Bearing Point is one of Phil Mickelson's (Phil is one of the leading players, after Tiger woods) biggest sponsors. It generated the blueprint used for control of the Iraqi economy: the so-called 100 Orders implemented by L. Paul Bremer III, Director of the Coalition Provisional Authority (CPA) starting in 2003. These orders coerce Iraqi civilians in numerous ways but, as important, effect a massive Iraqi business-wealth transfer to Authority-designated multinational corporations.
[4] Arguably the favorite pro of the common golf fan, John Daly, deviates quite a bit from the Joe-Corporate image, preferring sponsors such as 84 Lumber and Hooters.

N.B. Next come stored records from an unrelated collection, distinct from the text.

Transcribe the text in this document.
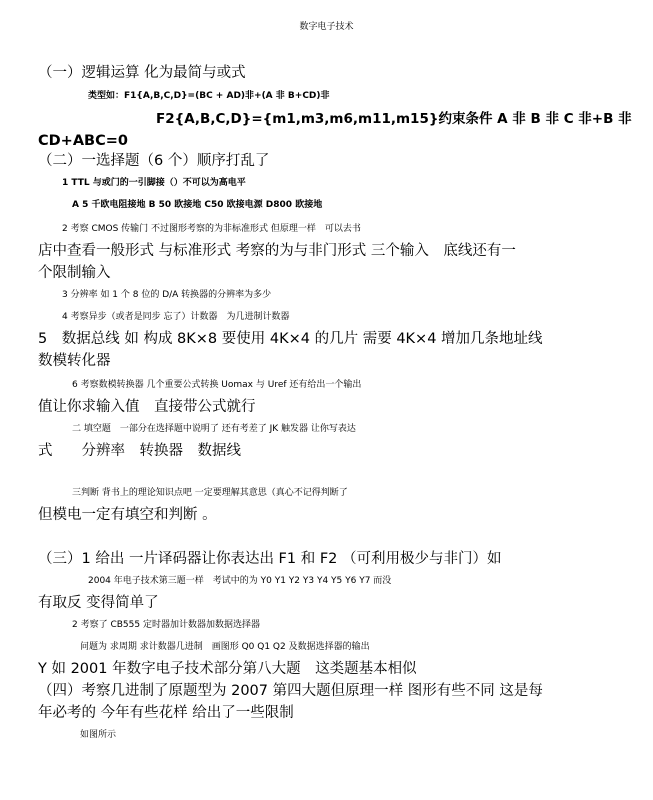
数字电子技术
（一）逻辑运算 化为最简与或式
类型如：F1{A,B,C,D}=(BC + AD)非+(A 非 B+CD)非
F2{A,B,C,D}={m1,m3,m6,m11,m15}约束条件 A 非 B 非 C 非+B 非
CD+ABC=0
（二）一选择题（6 个）顺序打乱了
1 TTL 与或门的一引脚接（）不可以为高电平
A 5 千欧电阻接地 B 50 欧接地 C50 欧接电源 D800 欧接地
2 考察 CMOS 传输门 不过图形考察的为非标准形式 但原理一样　可以去书
店中查看一般形式 与标准形式 考察的为与非门形式 三个输入　底线还有一
个限制输入
3 分辨率 如 1 个 8 位的 D/A 转换器的分辨率为多少
4 考察异步（或者是同步 忘了）计数器　为几进制计数器
5　数据总线 如 构成 8K×8 要使用 4K×4 的几片 需要 4K×4 增加几条地址线
数模转化器
6 考察数模转换器 几个重要公式转换 Uomax 与 Uref 还有给出一个输出
值让你求输入值　直接带公式就行
二 填空题　一部分在选择题中说明了 还有考差了 JK 触发器 让你写表达
式　　分辨率　转换器　数据线
三判断 背书上的理论知识点吧 一定要理解其意思（真心不记得判断了
但模电一定有填空和判断 。
（三）1 给出 一片译码器让你表达出 F1 和 F2 （可利用极少与非门）如
2004 年电子技术第三题一样　考试中的为 Y0 Y1 Y2 Y3 Y4 Y5 Y6 Y7 而没
有取反 变得简单了
2 考察了 CB555 定时器加计数器加数据选择器
问题为 求周期 求计数器几进制　画图形 Q0 Q1 Q2 及数据选择器的输出
Y 如 2001 年数字电子技术部分第八大题　这类题基本相似
（四）考察几进制了原题型为 2007 第四大题但原理一样 图形有些不同 这是每
年必考的 今年有些花样 给出了一些限制
如图所示
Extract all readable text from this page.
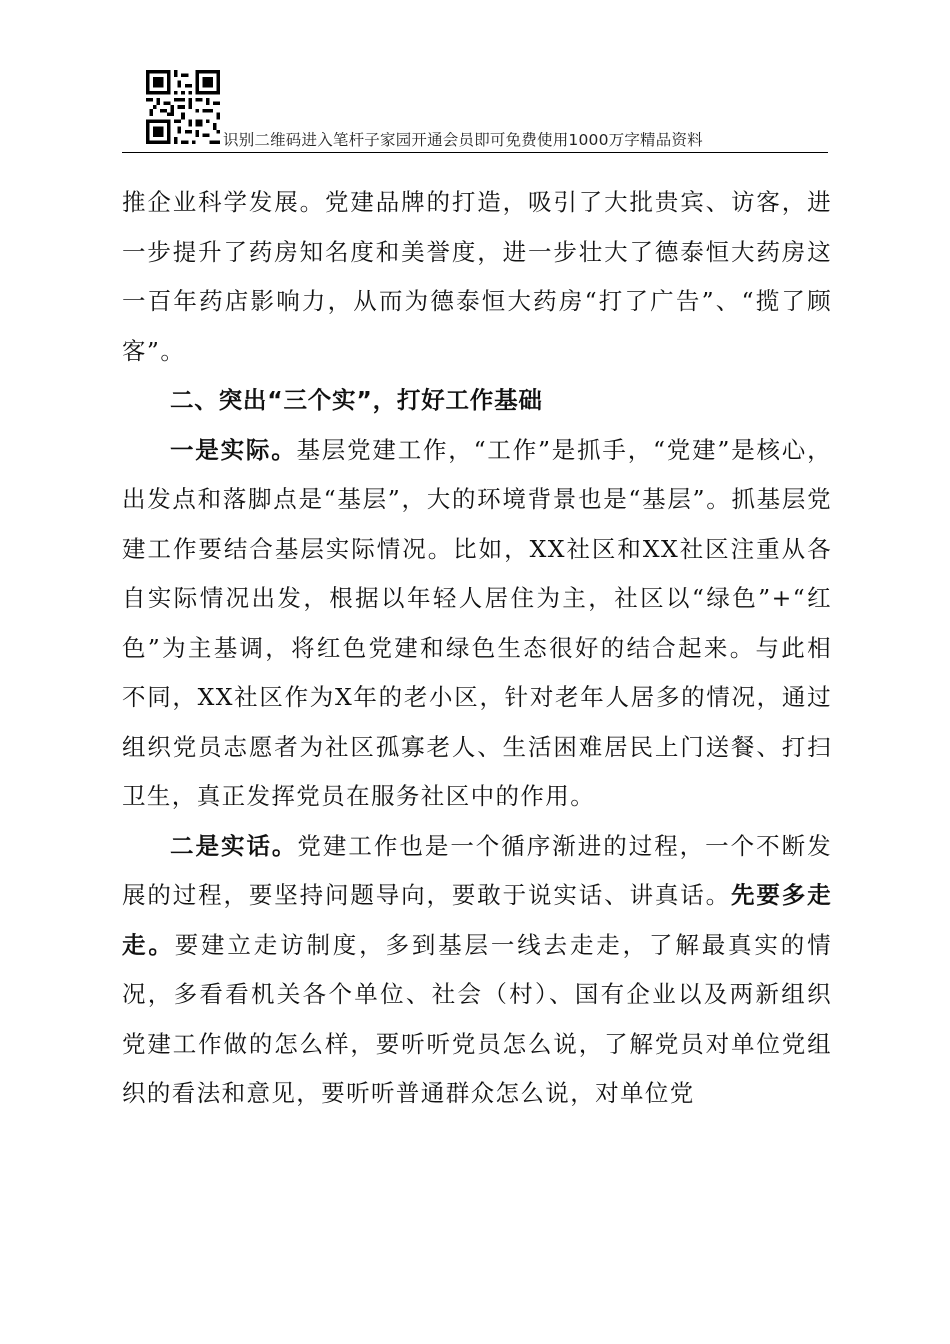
识别二维码进入笔杆子家园开通会员即可免费使用1000万字精品资料

推企业科学发展。党建品牌的打造，吸引了大批贵宾、访客，进一步提升了药房知名度和美誉度，进一步壮大了德泰恒大药房这一百年药店影响力，从而为德泰恒大药房“打了广告”、“揽了顾客”。

二、突出“三个实”，打好工作基础

一是实际。基层党建工作，“工作”是抓手，“党建”是核心，出发点和落脚点是“基层”，大的环境背景也是“基层”。抓基层党建工作要结合基层实际情况。比如，XX社区和XX社区注重从各自实际情况出发，根据以年轻人居住为主，社区以“绿色”+“红色”为主基调，将红色党建和绿色生态很好的结合起来。与此相不同，XX社区作为X年的老小区，针对老年人居多的情况，通过组织党员志愿者为社区孤寡老人、生活困难居民上门送餐、打扫卫生，真正发挥党员在服务社区中的作用。

二是实话。党建工作也是一个循序渐进的过程，一个不断发展的过程，要坚持问题导向，要敢于说实话、讲真话。先要多走走。要建立走访制度，多到基层一线去走走，了解最真实的情况，多看看机关各个单位、社会（村）、国有企业以及两新组织党建工作做的怎么样，要听听党员怎么说，了解党员对单位党组织的看法和意见，要听听普通群众怎么说，对单位党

[5] Par is generally 72 strokes for 18 holes. Bogey is a stroke above par, so a bogey round is 90 strokes for 18 holes.
[6] Golf at the level with which I'm familiar is 95% a man's game; it brings to mind a comment from an author of a book on fly fishing to the effect: "Women are not prone to see much of value in what they see as routinely breeding pointless obsessive behavior in men." Also, please accept my commentary's uniquely American provincialism.